The thing is, there’s a difference between a story about someone learning to cope with a newly-acquired disability, and a story about someone with a disability doing something else, like having sex or falling in love. In that first category of story, the goal of the movie is presumably to communicate to a majority able-bodied audience that their negative expectations for what their lives would be like if they suddenly lost, say, the ability to walk, aren’t accurate or complete, and that joy, love, and physical pleasure are still possible. As much as I dislike the idea that movies about people with disabilities need be tragic, I understand why these categories of films include that register of emotions, because they’re a way of hooking in audiences who fear the idea of grave accidents or infections that suddenly change their capacities.

But I don’t think The Sessions is a movie about a man learning to cope with a disability—in fact, it’s a movie about a man who’s coped very well with the limitations in his mobility for years.

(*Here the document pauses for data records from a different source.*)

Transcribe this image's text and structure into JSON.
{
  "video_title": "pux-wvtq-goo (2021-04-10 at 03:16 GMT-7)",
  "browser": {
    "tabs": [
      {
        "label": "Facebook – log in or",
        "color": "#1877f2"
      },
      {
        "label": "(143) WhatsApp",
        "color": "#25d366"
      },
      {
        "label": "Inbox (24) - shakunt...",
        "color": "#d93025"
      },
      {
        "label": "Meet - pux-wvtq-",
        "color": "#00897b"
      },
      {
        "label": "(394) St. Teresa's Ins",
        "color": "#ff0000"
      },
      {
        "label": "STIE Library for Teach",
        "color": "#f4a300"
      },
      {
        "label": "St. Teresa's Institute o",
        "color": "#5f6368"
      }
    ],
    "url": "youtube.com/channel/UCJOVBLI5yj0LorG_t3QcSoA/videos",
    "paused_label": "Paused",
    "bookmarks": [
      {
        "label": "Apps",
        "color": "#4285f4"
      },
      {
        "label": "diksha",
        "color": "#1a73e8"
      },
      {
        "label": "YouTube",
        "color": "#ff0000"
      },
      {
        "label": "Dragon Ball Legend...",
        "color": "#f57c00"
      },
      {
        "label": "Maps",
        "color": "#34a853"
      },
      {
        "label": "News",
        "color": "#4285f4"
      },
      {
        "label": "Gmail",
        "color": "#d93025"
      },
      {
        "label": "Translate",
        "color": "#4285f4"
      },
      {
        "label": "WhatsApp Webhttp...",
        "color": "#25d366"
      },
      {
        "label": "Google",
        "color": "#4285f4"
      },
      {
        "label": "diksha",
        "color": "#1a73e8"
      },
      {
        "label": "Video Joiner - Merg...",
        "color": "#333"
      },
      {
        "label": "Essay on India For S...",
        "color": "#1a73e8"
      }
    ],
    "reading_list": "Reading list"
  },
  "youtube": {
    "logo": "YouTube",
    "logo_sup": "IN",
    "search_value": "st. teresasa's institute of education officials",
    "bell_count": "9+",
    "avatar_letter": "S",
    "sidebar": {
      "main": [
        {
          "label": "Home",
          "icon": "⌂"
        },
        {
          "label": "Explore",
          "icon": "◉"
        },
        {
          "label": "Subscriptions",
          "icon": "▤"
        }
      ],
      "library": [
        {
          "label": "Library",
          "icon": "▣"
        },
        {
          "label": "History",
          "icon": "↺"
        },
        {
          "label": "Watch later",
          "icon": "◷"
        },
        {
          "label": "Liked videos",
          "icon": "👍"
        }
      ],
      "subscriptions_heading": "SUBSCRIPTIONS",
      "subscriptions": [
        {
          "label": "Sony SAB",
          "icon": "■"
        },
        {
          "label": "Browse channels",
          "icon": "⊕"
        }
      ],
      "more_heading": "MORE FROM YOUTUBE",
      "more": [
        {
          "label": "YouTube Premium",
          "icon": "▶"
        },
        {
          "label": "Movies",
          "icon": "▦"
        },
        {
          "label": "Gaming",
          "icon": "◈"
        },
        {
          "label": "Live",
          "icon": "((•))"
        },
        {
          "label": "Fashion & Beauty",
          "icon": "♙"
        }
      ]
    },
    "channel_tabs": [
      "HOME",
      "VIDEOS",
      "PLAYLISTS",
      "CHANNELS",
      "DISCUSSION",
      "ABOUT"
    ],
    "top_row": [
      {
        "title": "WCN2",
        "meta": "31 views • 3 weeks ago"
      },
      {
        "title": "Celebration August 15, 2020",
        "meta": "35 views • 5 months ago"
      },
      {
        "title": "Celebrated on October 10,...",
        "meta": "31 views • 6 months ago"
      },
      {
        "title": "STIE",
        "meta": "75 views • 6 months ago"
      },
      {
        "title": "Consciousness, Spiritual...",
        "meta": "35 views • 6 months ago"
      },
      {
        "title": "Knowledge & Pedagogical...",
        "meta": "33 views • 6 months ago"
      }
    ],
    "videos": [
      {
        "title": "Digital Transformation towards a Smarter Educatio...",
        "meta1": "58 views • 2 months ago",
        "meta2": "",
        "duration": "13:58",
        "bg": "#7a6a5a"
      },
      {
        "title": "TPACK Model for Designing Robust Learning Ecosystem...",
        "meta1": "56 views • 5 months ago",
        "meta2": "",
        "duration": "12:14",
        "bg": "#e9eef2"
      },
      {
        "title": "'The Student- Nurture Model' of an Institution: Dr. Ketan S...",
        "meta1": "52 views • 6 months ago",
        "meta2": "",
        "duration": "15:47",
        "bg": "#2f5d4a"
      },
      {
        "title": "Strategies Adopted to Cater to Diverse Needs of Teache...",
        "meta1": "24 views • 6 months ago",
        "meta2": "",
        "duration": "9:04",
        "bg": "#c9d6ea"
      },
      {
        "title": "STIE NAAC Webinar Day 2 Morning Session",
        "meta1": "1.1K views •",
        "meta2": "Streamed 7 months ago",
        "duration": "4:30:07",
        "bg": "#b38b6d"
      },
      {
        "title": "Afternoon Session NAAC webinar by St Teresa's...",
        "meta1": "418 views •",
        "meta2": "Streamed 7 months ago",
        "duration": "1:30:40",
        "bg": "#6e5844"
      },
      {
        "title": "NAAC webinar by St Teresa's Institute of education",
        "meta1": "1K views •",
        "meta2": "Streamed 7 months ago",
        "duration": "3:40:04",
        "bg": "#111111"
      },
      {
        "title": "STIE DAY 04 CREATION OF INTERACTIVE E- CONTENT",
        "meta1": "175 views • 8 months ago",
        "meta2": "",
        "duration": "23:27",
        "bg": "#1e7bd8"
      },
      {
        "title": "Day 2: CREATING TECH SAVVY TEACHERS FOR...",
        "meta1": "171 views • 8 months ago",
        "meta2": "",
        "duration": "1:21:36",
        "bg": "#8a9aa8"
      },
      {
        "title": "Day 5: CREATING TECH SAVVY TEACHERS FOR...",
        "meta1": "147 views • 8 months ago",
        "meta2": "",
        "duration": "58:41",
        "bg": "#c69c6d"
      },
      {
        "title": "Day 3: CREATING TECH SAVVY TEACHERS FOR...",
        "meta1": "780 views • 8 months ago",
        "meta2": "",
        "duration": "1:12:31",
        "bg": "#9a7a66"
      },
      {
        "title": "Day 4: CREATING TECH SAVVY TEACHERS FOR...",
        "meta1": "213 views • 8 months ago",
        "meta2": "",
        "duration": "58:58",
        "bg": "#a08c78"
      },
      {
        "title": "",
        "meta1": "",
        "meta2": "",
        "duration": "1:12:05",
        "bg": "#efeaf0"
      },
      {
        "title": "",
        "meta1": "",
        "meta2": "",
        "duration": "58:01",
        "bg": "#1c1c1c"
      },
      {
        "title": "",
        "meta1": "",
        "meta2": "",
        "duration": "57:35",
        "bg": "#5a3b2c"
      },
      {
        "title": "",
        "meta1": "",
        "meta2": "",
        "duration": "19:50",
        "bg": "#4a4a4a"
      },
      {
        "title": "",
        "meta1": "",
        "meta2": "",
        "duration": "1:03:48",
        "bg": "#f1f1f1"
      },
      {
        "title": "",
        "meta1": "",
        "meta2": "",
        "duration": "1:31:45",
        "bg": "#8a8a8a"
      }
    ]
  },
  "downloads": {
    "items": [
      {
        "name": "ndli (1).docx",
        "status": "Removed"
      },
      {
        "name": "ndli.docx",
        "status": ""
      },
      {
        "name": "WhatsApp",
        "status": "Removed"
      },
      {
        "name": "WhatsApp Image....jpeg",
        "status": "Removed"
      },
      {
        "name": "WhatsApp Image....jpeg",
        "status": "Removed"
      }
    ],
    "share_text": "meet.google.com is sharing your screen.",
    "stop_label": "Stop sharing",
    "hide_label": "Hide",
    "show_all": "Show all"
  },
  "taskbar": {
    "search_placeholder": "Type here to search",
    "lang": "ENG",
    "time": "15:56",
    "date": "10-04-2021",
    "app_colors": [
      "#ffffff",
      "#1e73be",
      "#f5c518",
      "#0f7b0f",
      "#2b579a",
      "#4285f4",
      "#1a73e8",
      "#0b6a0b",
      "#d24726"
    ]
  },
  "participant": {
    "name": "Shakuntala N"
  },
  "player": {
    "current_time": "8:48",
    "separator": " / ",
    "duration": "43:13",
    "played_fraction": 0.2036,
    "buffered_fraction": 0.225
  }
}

The film explains those arrangements because it assumes that an able-bodied audience will be interested in how Mark gets around and makes a living. But it’s emphatically not about him coming to terms with the fact that he has to use an iron lung, or hire an aide, or even that in a power outage, Mark could be in considerable danger. Instead, The Sessions is a sex comedy with Mark’s experience with polio as the reason he never lost his virginity. It’s a more concrete explanation than The 40-Year-Old Virgin, and the tone is kinder and more emotionally attuned than that movie (Legit, which FX plans to put on its schedule at some point, has a pilot that is basically a glorious mashup of The Sessions and em>The 40-Year-Old Virgin). But it’s essentially a similar concept.

And I don’t see why a movie like that has to be dark, or despairing. In fact, way the arcs for a lot of the best sex stories work is that there’s a lot of anticipation, and then an anti-climax, rather than an enormous climb and an inspiring victory. The 40-Year-Old Virgin ends with relatively brief sex and a goofy sing-a-long: the emotional work’s done, the victory achieved. Rats Saw God, one of my favorite young adult novels, actually draws some wonderful drama from the main characters’ reactions to the first time they have sex: the fact that it isn’t a transformational experience leaves them feeling confused and somewhat alienated from each other. In The Sessions, the obstacles are Mark’s anxieties, premature ejaculation, his desire to give pleasure as well as to feel it. These are not the things of triumph-over-disability movies: they’re things that a lot of us experience, and Mark’s confinement to his iron lung is the particular thing that inflects his journey through them. But that doesn’t make these experiences and emotions unimportant—if anything, that Mark is concerned with giving pleasure even though it’s harder for him to, say, touch his partner, makes him a hero in comparison to less thoughtful people, whether they have physical limitations or none at all. Sex comedies shouldn’t have to automatically move into a tragic key because a person with a disability is involved in them. Rather, how persons with disabilities—not all of whom acquire those conditions dramatically or suddenly—navigate circumstances that they share with those of us who don’t have disabilities tells us about the universality of those experiences, rather than offering testaments to the resilience of the human spirit.

There’s something disquieting about the idea that the only uses of characters with disabilities should be to provide those testaments. As with, say, gay characters, telling stories about difference is only a first order accomplishment when it comes to diversity. By all means, tell stories about what it means to suddenly move into the ranks of people with disabilities, the legions of wheelchair users. But remember that people are born with disabilities too, and people who have disabilities do far more with their lives than accommodate themselves to the limitations and difficulties they face.